Évoquant l'héritage de Lester B. Pearson qui a inspiré pendant 50 ans la politique étrangère du Canada, Pauline Marois a constaté que cette époque est désormais révolue.
Plus tôt, dans une entrevue accordée à la radio de France Inter, la première ministre québécoise a invité Stephen Harper, qui évoquait récemment le respect des compétences gouvernementales dans son discours au Sommet de la francophonie, à Kinshasa, à honorer son discours.
Dans une déclaration transmise aux médias, le directeur des communications du ministre des Affaires étrangères du Canada, John Baird, estime que « les valeurs que sont la liberté, la démocratie, les droits de la personne et la primauté du droit continueront d'être le pivot de notre politique étrangère, et nous sommes convaincus que les Québécois et tous les Canadiens peuvent en être extrêmement fiers ».
Joseph Lavoie affirme que le gouvernement de Stephen Harper travaille à « mettre fin à la persécution de minorités religieuses, [...] promouvoir la démocratie ou [...] isoler des régimes dangereux, dont le bilan en matière de droits de la personne est déplorable », donnant l'exemple de l'Iran, de la Syrie et de la Corée du Nord. « Nous défendrons ce qui est juste et équitable, même si cela ne semble ni convenable ni opportun », ajoute le porte-parole du ministre Baird.

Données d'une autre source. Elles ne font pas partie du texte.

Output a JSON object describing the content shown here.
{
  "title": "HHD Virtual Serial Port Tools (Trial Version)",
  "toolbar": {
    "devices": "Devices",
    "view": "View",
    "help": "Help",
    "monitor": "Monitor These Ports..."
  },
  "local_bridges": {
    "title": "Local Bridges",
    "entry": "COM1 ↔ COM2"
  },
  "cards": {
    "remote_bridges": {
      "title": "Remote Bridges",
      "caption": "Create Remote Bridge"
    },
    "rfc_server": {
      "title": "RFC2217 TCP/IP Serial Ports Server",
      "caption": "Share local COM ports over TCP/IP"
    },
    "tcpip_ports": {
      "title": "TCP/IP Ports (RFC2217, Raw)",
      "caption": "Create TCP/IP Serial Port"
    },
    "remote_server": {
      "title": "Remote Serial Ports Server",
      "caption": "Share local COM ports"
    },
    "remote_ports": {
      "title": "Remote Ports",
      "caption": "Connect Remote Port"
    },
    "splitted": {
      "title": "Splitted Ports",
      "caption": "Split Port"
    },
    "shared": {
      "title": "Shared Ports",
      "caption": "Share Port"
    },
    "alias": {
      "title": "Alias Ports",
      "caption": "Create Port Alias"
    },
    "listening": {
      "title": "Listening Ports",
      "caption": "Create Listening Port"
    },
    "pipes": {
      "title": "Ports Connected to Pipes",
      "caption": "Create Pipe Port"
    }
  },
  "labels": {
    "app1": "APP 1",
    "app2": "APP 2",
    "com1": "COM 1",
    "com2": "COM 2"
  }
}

Négociation d'un libre-échange avec l'Europe
Rappelant que des négociations sur un accord de libre-échange entre le Canada et l'Union européenne sont en cours, Pauline Marois a expliqué que son gouvernement souhaite la résolution de cet accord et qu'il est prêt à travailler avec Ottawa en ce sens, pourvu qu'on y respecte, par exemple, le principe de la diversité culturelle, a expliqué Mme Marois sur les ondes de la radio française.
Un référendum « difficilement imaginable »
En ce qui a trait aux visées indépendantistes de son gouvernement, Pauline Marois a reconnu que la tenue d'un référendum actuellement est « difficilement imaginable ».
La première ministre du Québec, Pauline Marois
« Comme mon parti est minoritaire et qu'il doit faire adopter cette option à l'Assemblée nationale face à deux oppositions fédéralistes, on peut difficilement penser que ce soit possible », a commenté Pauline Marois, tout en précisant que le Québec « va continuer à défendre ses intérêts ».
La première femme à devenir chef du gouvernement au Québec s'est entretenue lundi à l'Élysée avec le président français François Hollande, qui a dit vouloir poursuivre la politique française de non-indifférence, non-ingérence dans les affaires canadiennes et québécoises.
Un passage remarqué
La présence à Paris de la première femme à diriger le Québec n'est pas passée inaperçue dans les médias français, qui ont accordé beaucoup d'attention à la présence de Pauline Marois dans l'Hexagone.
Depuis son arrivée en France, Pauline Marois multiplie les entrevues à la radio et à la télévision françaises, tandis que plusieurs grands journaux français lui consacrent des articles.